With the three new strands and the stick-hook, she began to weave them into the braid—lacing them through each loop and crevice to intertwine the dark with the beautiful colors she’d woven together with her small fingers.
Suddenly, she stopped. She studied her work for a moment. Then she held the braid out to me. “You try.”
“I’ll show you. Here.” She handed me the silver stick-hook and had me hold the braid in one hand.
“This is a crochet hook,” she said as she held up the stick. “You can use it to crochet or . . .” she paused and touched the braid lightly, “do this.”
“I don’t know. I made it up.” She pulled the black yarn through the tiny crevice the green and purple made and flipped it back around the weave back through the purple and blue. “Like that. But keep the lengths even so you don’t end up with a mess.”
“Umm . . .” I had no idea how to do it, she showed me again. When I actually got around the trying it, it did end up a mess, but as she said, “a very sophisticated mess.”
After I was done weaving the last strand into the braid, she took it from me and got two knitting needles from on the desk, then changed her mind before she sat down again.
“How good are you feeling today?”
“Pretty okay, I guess. Why?”
“Good.” Her eyes shifted to the bed. “I made you a new hat this morning.” She glanced at the one already on my head and sighed. “Do you really like that one?”
I nodded. “You bet.”
“Well . . . okay.” She crossed the room to the bed and pulled the braid after her, laying it out
carefully on the quilt and setting the needles beside it.
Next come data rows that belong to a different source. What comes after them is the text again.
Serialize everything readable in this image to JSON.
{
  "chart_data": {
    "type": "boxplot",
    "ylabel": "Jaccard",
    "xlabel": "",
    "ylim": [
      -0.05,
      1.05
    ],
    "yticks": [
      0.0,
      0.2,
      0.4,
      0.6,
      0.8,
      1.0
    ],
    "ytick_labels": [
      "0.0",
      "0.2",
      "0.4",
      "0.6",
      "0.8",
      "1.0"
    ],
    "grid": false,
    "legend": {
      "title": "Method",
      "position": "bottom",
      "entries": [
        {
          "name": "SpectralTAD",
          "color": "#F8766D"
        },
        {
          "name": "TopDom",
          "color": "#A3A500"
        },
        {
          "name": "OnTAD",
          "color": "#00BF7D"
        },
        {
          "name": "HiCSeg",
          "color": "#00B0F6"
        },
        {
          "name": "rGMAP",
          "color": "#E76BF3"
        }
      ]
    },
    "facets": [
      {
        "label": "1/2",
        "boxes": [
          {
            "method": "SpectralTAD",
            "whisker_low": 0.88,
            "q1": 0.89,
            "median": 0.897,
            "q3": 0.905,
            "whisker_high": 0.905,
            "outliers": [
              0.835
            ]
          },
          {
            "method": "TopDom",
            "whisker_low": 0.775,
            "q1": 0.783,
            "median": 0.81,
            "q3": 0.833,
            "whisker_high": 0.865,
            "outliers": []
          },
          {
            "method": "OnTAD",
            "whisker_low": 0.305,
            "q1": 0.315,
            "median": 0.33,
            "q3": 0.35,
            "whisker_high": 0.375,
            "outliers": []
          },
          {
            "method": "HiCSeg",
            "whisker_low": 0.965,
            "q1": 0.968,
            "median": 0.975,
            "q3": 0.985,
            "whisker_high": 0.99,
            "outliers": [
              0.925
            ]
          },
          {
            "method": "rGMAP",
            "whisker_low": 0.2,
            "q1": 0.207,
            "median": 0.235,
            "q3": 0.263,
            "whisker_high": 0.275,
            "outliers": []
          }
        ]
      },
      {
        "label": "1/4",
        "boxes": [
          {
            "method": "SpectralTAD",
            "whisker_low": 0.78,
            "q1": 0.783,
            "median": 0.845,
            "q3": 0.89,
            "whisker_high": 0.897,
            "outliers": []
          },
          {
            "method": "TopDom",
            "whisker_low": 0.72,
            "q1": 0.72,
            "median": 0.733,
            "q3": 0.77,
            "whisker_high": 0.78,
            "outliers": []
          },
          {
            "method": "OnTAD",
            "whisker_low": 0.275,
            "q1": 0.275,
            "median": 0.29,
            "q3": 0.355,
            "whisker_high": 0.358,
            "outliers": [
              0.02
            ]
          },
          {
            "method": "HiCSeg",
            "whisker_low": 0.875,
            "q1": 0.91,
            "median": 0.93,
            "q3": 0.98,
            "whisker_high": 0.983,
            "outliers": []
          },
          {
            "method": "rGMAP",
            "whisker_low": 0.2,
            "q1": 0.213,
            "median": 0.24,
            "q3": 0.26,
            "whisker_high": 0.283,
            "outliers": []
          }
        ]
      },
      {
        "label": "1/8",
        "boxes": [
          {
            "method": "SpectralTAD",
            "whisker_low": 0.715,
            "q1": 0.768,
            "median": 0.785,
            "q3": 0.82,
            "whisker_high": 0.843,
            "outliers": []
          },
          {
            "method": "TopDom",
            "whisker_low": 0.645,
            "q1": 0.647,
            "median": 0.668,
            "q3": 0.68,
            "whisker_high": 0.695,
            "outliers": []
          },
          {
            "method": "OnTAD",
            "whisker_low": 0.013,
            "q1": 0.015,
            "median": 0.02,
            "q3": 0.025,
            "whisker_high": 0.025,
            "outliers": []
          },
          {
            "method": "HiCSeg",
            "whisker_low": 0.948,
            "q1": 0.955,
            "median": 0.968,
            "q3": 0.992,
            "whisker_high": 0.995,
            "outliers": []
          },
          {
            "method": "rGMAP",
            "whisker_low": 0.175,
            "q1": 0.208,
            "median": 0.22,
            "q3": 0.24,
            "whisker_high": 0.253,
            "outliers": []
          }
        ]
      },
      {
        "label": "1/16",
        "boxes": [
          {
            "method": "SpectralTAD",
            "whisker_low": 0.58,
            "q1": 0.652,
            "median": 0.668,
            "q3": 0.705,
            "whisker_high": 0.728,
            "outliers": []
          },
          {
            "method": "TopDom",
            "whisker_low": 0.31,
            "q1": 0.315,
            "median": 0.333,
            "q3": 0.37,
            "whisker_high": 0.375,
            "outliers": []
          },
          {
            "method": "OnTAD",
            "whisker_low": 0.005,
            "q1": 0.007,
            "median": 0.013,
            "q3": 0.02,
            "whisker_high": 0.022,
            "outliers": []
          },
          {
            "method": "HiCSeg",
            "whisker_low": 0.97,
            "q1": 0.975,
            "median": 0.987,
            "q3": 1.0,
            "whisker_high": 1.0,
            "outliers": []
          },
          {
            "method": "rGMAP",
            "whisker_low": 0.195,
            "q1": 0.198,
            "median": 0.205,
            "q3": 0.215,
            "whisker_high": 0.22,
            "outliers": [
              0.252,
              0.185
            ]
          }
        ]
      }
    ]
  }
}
Then she slipped a navy blue cap from beneath her pillow and tugged off her powder blue one. “Which one?”
I startled when I realized she was asking me which looked better on her. “I like both,” I said because I was uncertain as to what exactly she was asking.
“Just pick one, Jove No-Middle-Name Caraway.” She gave me a look.
“Oh. Well, I guess the navy blue.”
“Thank you.” She pulled it on over her blond hair and tossed the other onto the bed beside the braid.
Then she crossed the room to me and took my hand, tugging it to pull me to my feet. I stood and saw for the first time that I was a whole head taller.
“We’re going for a walk, No-Middle-Name.”